After developing a number of big-ticket projects in countries such as Algeria, India, Bangladesh and South Sudan, CCFBIEC will focus on South Asia, the Middle East, Africa, and Central and Eastern Europe to support the growth of the BRI and many countries' development strategies, Yang said.

China's SOEs, especially those that are centrally administered, have lengthy experience in setting up and managing transportation, energy, telecommunications, and power projects, based on their financing ability, technological advantages, and management expertise.
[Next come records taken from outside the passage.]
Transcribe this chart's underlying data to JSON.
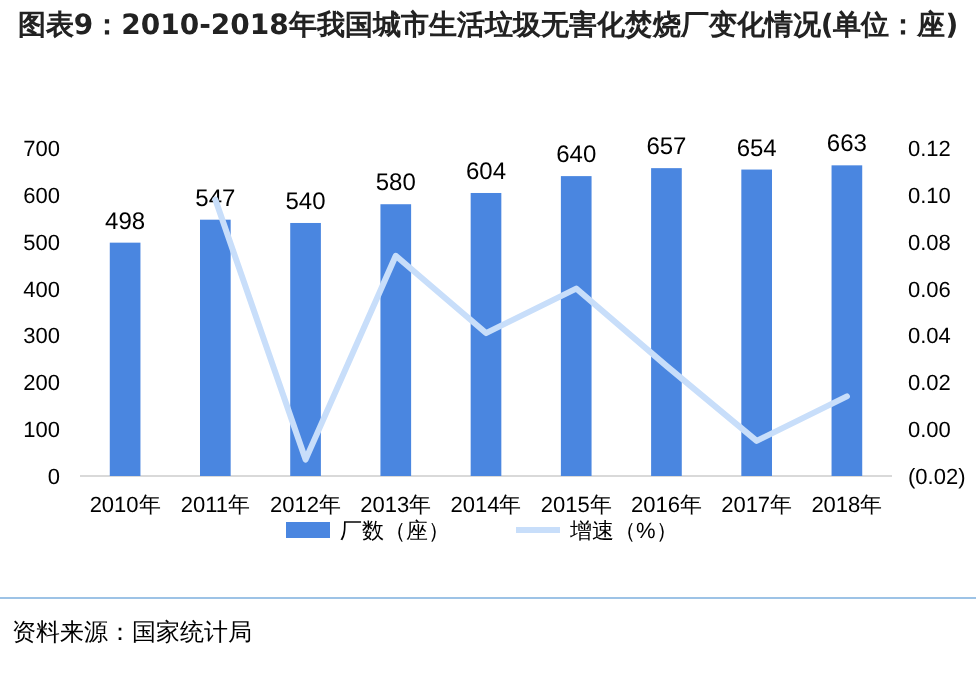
{
  "chart_data": {
    "type": "bar",
    "title": "图表9：2010-2018年我国城市生活垃圾无害化焚烧厂变化情况(单位：座)",
    "categories": [
      "2010年",
      "2011年",
      "2012年",
      "2013年",
      "2014年",
      "2015年",
      "2016年",
      "2017年",
      "2018年"
    ],
    "series": [
      {
        "name": "厂数（座）",
        "color": "#4a86e0",
        "values": [
          498,
          547,
          540,
          580,
          604,
          640,
          657,
          654,
          663
        ],
        "value_labels": [
          "498",
          "547",
          "540",
          "580",
          "604",
          "640",
          "657",
          "654",
          "663"
        ]
      },
      {
        "name": "增速（%）",
        "type": "line",
        "axis": "y2",
        "color": "#c8defa",
        "values": [
          null,
          0.098,
          -0.013,
          0.074,
          0.041,
          0.06,
          0.027,
          -0.005,
          0.014
        ]
      }
    ],
    "ylim": [
      0,
      700
    ],
    "yticks": [
      0,
      100,
      200,
      300,
      400,
      500,
      600,
      700
    ],
    "y2lim": [
      -0.02,
      0.12
    ],
    "y2ticks": [
      {
        "value": -0.02,
        "label": "(0.02)"
      },
      {
        "value": 0,
        "label": "0.00"
      },
      {
        "value": 0.02,
        "label": "0.02"
      },
      {
        "value": 0.04,
        "label": "0.04"
      },
      {
        "value": 0.06,
        "label": "0.06"
      },
      {
        "value": 0.08,
        "label": "0.08"
      },
      {
        "value": 0.1,
        "label": "0.10"
      },
      {
        "value": 0.12,
        "label": "0.12"
      }
    ],
    "legend": "bottom",
    "annotations": [
      "资料来源：国家统计局"
    ]
  }
}
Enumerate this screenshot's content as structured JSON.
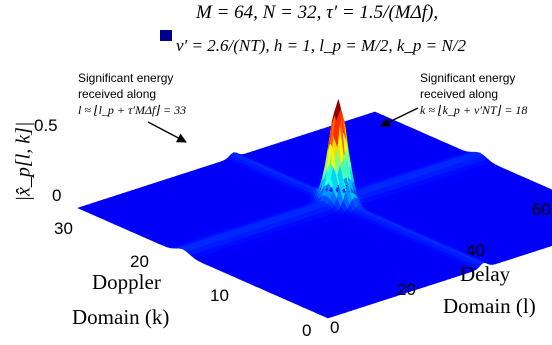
{
  "chart_data": {
    "type": "surface",
    "legend": {
      "line1": "M = 64, N = 32, τ′ = 1.5/(MΔf),",
      "line2": "ν′ = 2.6/(NT), h = 1, l_p = M/2, k_p = N/2",
      "marker_color": "#00008b"
    },
    "zlabel": "|x̂_p[l, k]|",
    "xlabel": {
      "line1": "Delay",
      "line2": "Domain (l)"
    },
    "ylabel": {
      "line1": "Doppler",
      "line2": "Domain (k)"
    },
    "x_ticks": [
      "0",
      "20",
      "40",
      "60"
    ],
    "y_ticks": [
      "0",
      "10",
      "20",
      "30"
    ],
    "z_ticks": [
      "0",
      "0.5"
    ],
    "x_range": [
      0,
      63
    ],
    "y_range": [
      0,
      31
    ],
    "z_range": [
      0,
      0.6
    ],
    "peak": {
      "l": 33,
      "k": 18,
      "value": 0.55
    },
    "ridges": [
      {
        "along": "l",
        "at": 33,
        "level": 0.03
      },
      {
        "along": "k",
        "at": 18,
        "level": 0.03
      }
    ],
    "colormap": "jet",
    "annotations": [
      {
        "name": "left",
        "lines": [
          "Significant energy",
          "received along"
        ],
        "math": "l ≈ ⌊l_p + τ′MΔf⌋ = 33"
      },
      {
        "name": "right",
        "lines": [
          "Significant energy",
          "received along"
        ],
        "math": "k ≈ ⌊k_p + ν′NT⌋ = 18"
      }
    ]
  }
}
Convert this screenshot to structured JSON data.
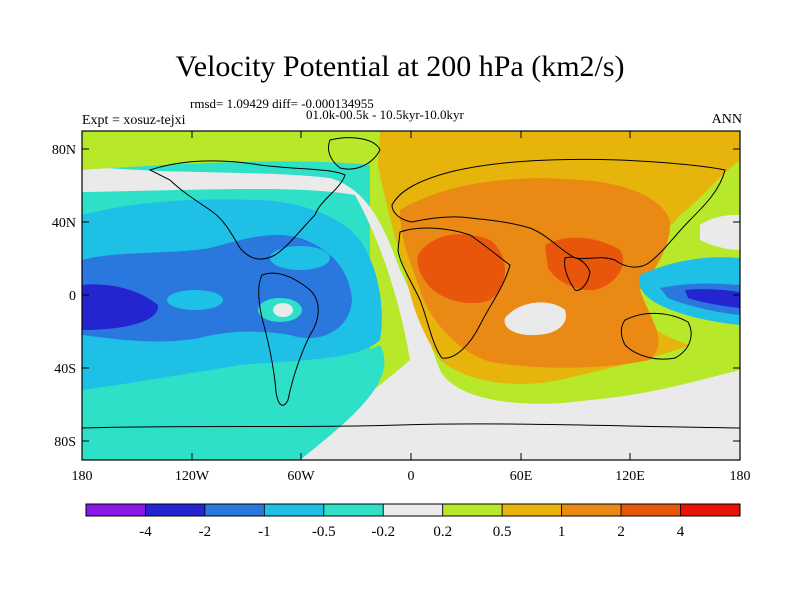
{
  "title": "Velocity Potential at 200 hPa (km2/s)",
  "rmsd_line": "rmsd= 1.09429 diff= -0.000134955",
  "subtitle": "01.0k-00.5k - 10.5kyr-10.0kyr",
  "experiment": "Expt = xosuz-tejxi",
  "season": "ANN",
  "map_data": {
    "type": "filled-contour-map",
    "projection": "cylindrical-equidistant",
    "lon_range": [
      -180,
      180
    ],
    "lat_range": [
      -90,
      90
    ],
    "x_tick_labels": [
      "180",
      "120W",
      "60W",
      "0",
      "60E",
      "120E",
      "180"
    ],
    "y_tick_labels": [
      "80N",
      "40N",
      "0",
      "40S",
      "80S"
    ]
  },
  "colorbar": {
    "colors": [
      "#8a17e8",
      "#2424d0",
      "#2a78de",
      "#1ec0e6",
      "#2ee0c8",
      "#eaeaea",
      "#b8e82a",
      "#e6b40a",
      "#ea8a14",
      "#e8560c",
      "#e81208"
    ],
    "labels": [
      "-4",
      "-2",
      "-1",
      "-0.5",
      "-0.2",
      "0.2",
      "0.5",
      "1",
      "2",
      "4"
    ]
  }
}
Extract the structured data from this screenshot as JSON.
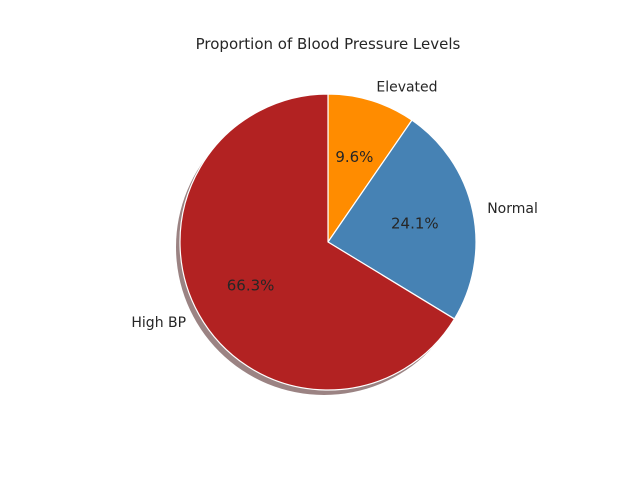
{
  "chart_data": {
    "type": "pie",
    "title": "Proportion of Blood Pressure Levels",
    "slices": [
      {
        "label": "Elevated",
        "value": 9.6,
        "pct_label": "9.6%",
        "color": "#ff8c00"
      },
      {
        "label": "Normal",
        "value": 24.1,
        "pct_label": "24.1%",
        "color": "#4682b4"
      },
      {
        "label": "High BP",
        "value": 66.3,
        "pct_label": "66.3%",
        "color": "#b22222"
      }
    ],
    "start_angle_deg": 90,
    "direction": "clockwise",
    "shadow": true,
    "edge_color": "#ffffff"
  }
}
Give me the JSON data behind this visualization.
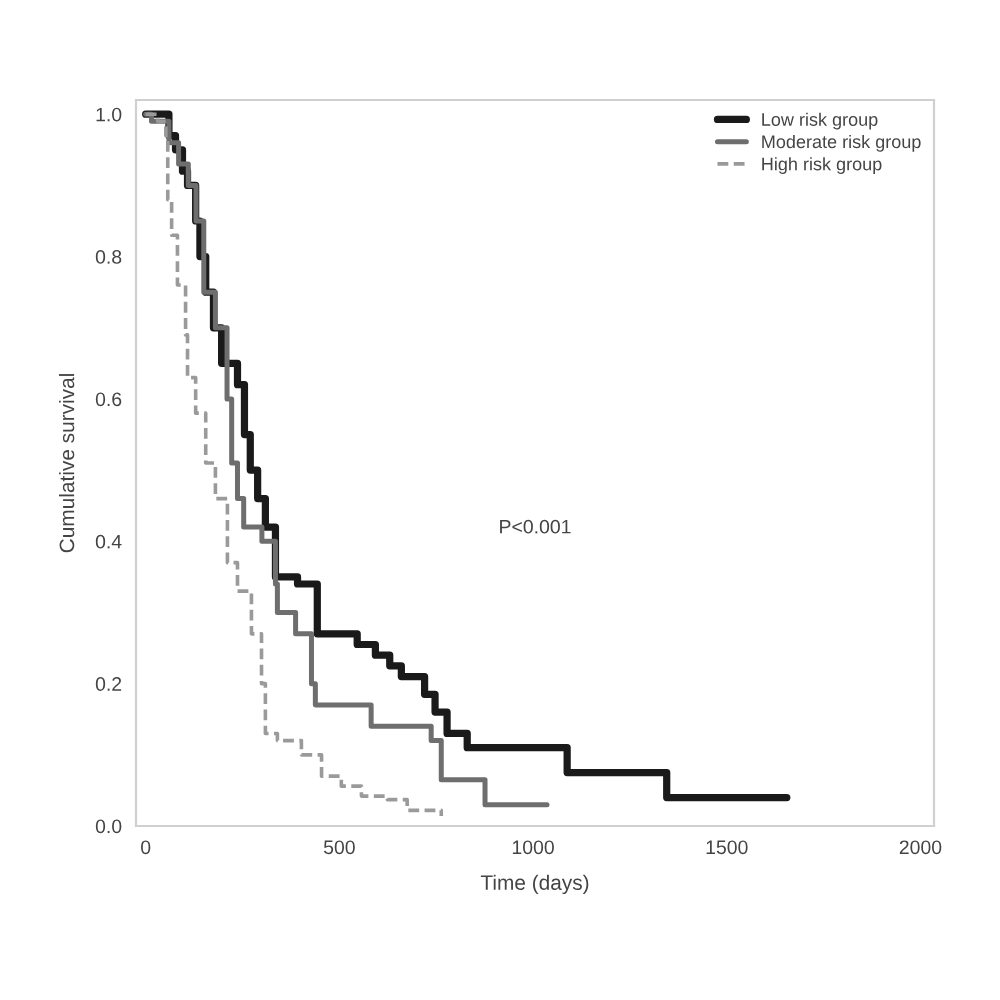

The government has long encouraged them to take advantage of more market opportunities related to BRI development, said Li Jin, chief researcher at the China Enterprise Research Institute in Beijing.

Their involvement in BRI-related projects has not only led China's nonfinancial outbound direct investment in participating economies, but also driven China's exports to those markets, especially of telecommunications equipment, construction machinery, green building materials, high-end steel products and vehicles, said Wei Xiaoquan, a researcher specializing in regional economic development at the University of International Business and Economics in Beijing.

China's nonfinancial ODI into economies participating in the BRI reached $19.16 billion from January to November, with an increase of 6.5 percent year-on-year, accounting for 18.7 percent of China's total nonfinancial ODI during this period, said the Ministry of Commerce.

The country's SOEs saw their foreign trade volume surge 14.1 percent on a year-on-year basis to 6.15 trillion yuan ($881 billion) in the first eleven months, accounting for 16 percent of the country's total, according to the General Administration of Customs.

"The BRI is significant not only because it advances economic cooperation between China and the world, but also because it facilitates upgrades to the transformation of the global governance system, narrows the North-South gap, and helps developing countries accelerate growth," Wei added.